Lee's Surrender at Appomattox

The reconstructed McClean House, where the negotiations took place
With his army out of supplies and hemmed in by the Federals on every side, Robert E. Lee realized that it was hopeless to continue to resist the Federals. He therefore, with the agreement of most of his officers, wrote to Ulysses S. Grant to ask for terms. As he rode off to meet Grant, Longstreet shouted after him, “General, if he does not give us good terms, come back and let us fight it out!” Grand and Lee met at the house of Wilmer McLean. McLean had lived on the battlefield of Manassas, one of the war's first battles, and had moved to Appomattox to escape the fighting. Now it could be said that the war began in his backyard and ended in his parlor.

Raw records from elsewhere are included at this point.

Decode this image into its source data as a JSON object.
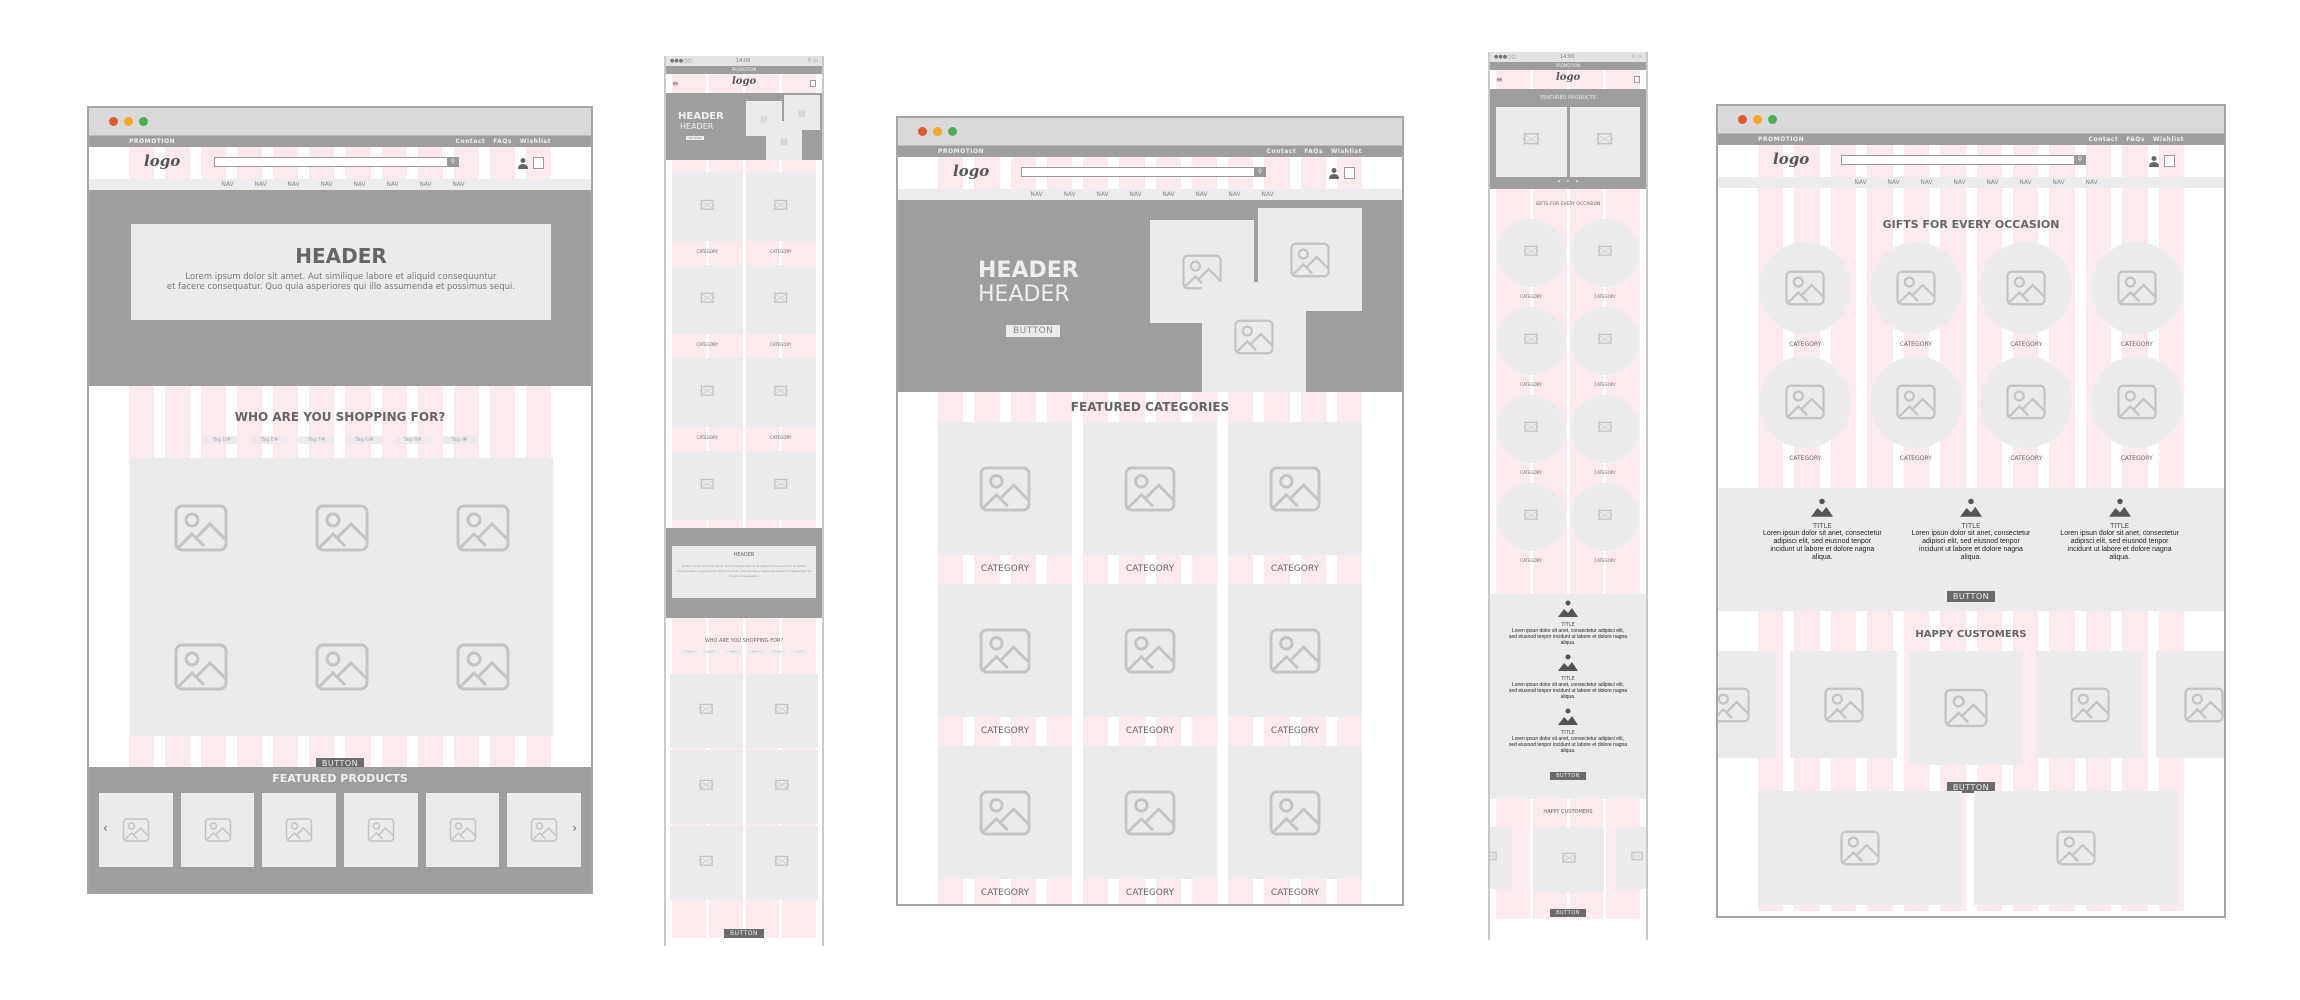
{
  "shared": {
    "promotion": "PROMOTION",
    "top_links": [
      "Contact",
      "FAQs",
      "Wishlist"
    ],
    "logo": "logo",
    "nav": [
      "NAV",
      "NAV",
      "NAV",
      "NAV",
      "NAV",
      "NAV",
      "NAV",
      "NAV"
    ],
    "window_dots": [
      "#e05a2b",
      "#f5a623",
      "#4caf50"
    ],
    "status_bar": {
      "signal": "●●●○○",
      "time": "14:00",
      "icons": "⌔ ▭"
    }
  },
  "desktop1": {
    "hero_title": "HEADER",
    "hero_text": [
      "Lorem ipsum dolor sit amet. Aut similique labore et aliquid consequuntur",
      "et facere consequatur. Quo quia asperiores qui illo assumenda et possimus sequi."
    ],
    "section_title": "WHO ARE YOU SHOPPING FOR?",
    "tags": [
      "Tag D#",
      "Tag E#",
      "Tag F#",
      "Tag G#",
      "Tag H#",
      "Tag I#"
    ],
    "button": "BUTTON",
    "featured_title": "FEATURED PRODUCTS",
    "prev": "‹",
    "next": "›"
  },
  "mobile1": {
    "hero_title": "HEADER",
    "hero_subtitle": "HEADER",
    "hero_button": "BUTTON",
    "categories": [
      "CATEGORY",
      "CATEGORY",
      "CATEGORY",
      "CATEGORY",
      "CATEGORY",
      "CATEGORY",
      "CATEGORY",
      "CATEGORY"
    ],
    "header_block_title": "HEADER",
    "header_block_text": "Lorem ipsum dolor sit amet. Aut similique labore et aliquid consequuntur et facere consequatur. Lorem ipsum dolor sit amet. Aut similique labore et aliquid consequuntur et facere consequatur.",
    "section_title": "WHO ARE YOU SHOPPING FOR?",
    "tags": [
      "Tag D#",
      "Tag E#",
      "Tag F#",
      "Tag G#",
      "Tag H#",
      "Tag I#"
    ],
    "button": "BUTTON"
  },
  "desktop2": {
    "hero_title": "HEADER",
    "hero_subtitle": "HEADER",
    "hero_button": "BUTTON",
    "section_title": "FEATURED CATEGORIES",
    "categories": [
      "CATEGORY",
      "CATEGORY",
      "CATEGORY",
      "CATEGORY",
      "CATEGORY",
      "CATEGORY",
      "CATEGORY",
      "CATEGORY",
      "CATEGORY"
    ]
  },
  "mobile2": {
    "featured_title": "FEATURED PRODUCTS",
    "carousel_dots": 3,
    "gifts_title": "GIFTS FOR EVERY OCCASION",
    "categories": [
      "CATEGORY",
      "CATEGORY",
      "CATEGORY",
      "CATEGORY",
      "CATEGORY",
      "CATEGORY",
      "CATEGORY",
      "CATEGORY"
    ],
    "features": [
      {
        "title": "TITLE",
        "text": "Loren ipsun dolor sit anet, consectetur adipisci elit, sed eiusnod tenpor incidunt ut labore et dolore nagna aliqua."
      },
      {
        "title": "TITLE",
        "text": "Loren ipsun dolor sit anet, consectetur adipisci elit, sed eiusnod tenpor incidunt ut labore et dolore nagna aliqua."
      },
      {
        "title": "TITLE",
        "text": "Loren ipsun dolor sit anet, consectetur adipisci elit, sed eiusnod tenpor incidunt ut labore et dolore nagna aliqua."
      }
    ],
    "button": "BUTTON",
    "happy_title": "HAPPY CUSTOMERS",
    "button2": "BUTTON"
  },
  "desktop3": {
    "gifts_title": "GIFTS FOR EVERY OCCASION",
    "categories": [
      "CATEGORY",
      "CATEGORY",
      "CATEGORY",
      "CATEGORY",
      "CATEGORY",
      "CATEGORY",
      "CATEGORY",
      "CATEGORY"
    ],
    "features": [
      {
        "title": "TITLE",
        "text": "Loren ipsun dolor sit anet, consectetur adipisci elit, sed eiusnod tenpor incidunt ut labore et dolore nagna aliqua."
      },
      {
        "title": "TITLE",
        "text": "Loren ipsun dolor sit anet, consectetur adipisci elit, sed eiusnod tenpor incidunt ut labore et dolore nagna aliqua."
      },
      {
        "title": "TITLE",
        "text": "Loren ipsun dolor sit anet, consectetur adipisci elit, sed eiusnod tenpor incidunt ut labore et dolore nagna aliqua."
      }
    ],
    "button": "BUTTON",
    "happy_title": "HAPPY CUSTOMERS",
    "button2": "BUTTON"
  }
}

Lee arrived at the house first, wearing an exquisite uniform. When Grant appeared he wore a old uniform covered in mud from riding, with little significance of rank. He had not had the opportunity to change before the conference. The two men had met during the Mexican-American War, and Grant mentioned it briefly before Lee brought the meeting onto topic. Grant offered him the same terms as he had a few days earlier, when he suggested that Lee surrender. They were that all the Confederate officers and men be paroled and sent home, not to fight again without being exchanged. Their supplies and weapons would be turned over to the Federals, excepting only the officers' sidearms and the horses that men had brought with them to the war. These were good terms, far better than the unconditional surrender that Grant was famous for offering on other occasions, and Lee happily accepted. Grant wrote of the meeting:
I said to Lee that I hoped and believed this would be the close of the war; that it was most important that the men should go home and go to work, and the government would not throw any obstacles in the way. Lee answered that it would have a most happy effect, and accepted the terms.

As Grant and Lee rode away some Federal soldiers began too cheer at their victory, but Grant forbade it.  “The Confederates were now our countrymen,” he wrote, “and we did not want to exult over their downfall.” Word spread quickly of the agreement, and before long the McLean House was ransacked by soldiers hoping for a souvenir from the momentous occasion. The armies intermingled, adversaries talking, and old friends from the Mexican War meeting again, and reminiscing about old times. 

The parlor in which the generals met
28,000 Confederates surrendered at Appomattox, a sad remnant of the once great Army of Northern Virginia. Although many thousands of Confederates remained in arms, in armies across the south, Lee's surrender was the deathnell of the Confederacy. Their greatest general and army had fallen, and most in the south saw the war would soon be over.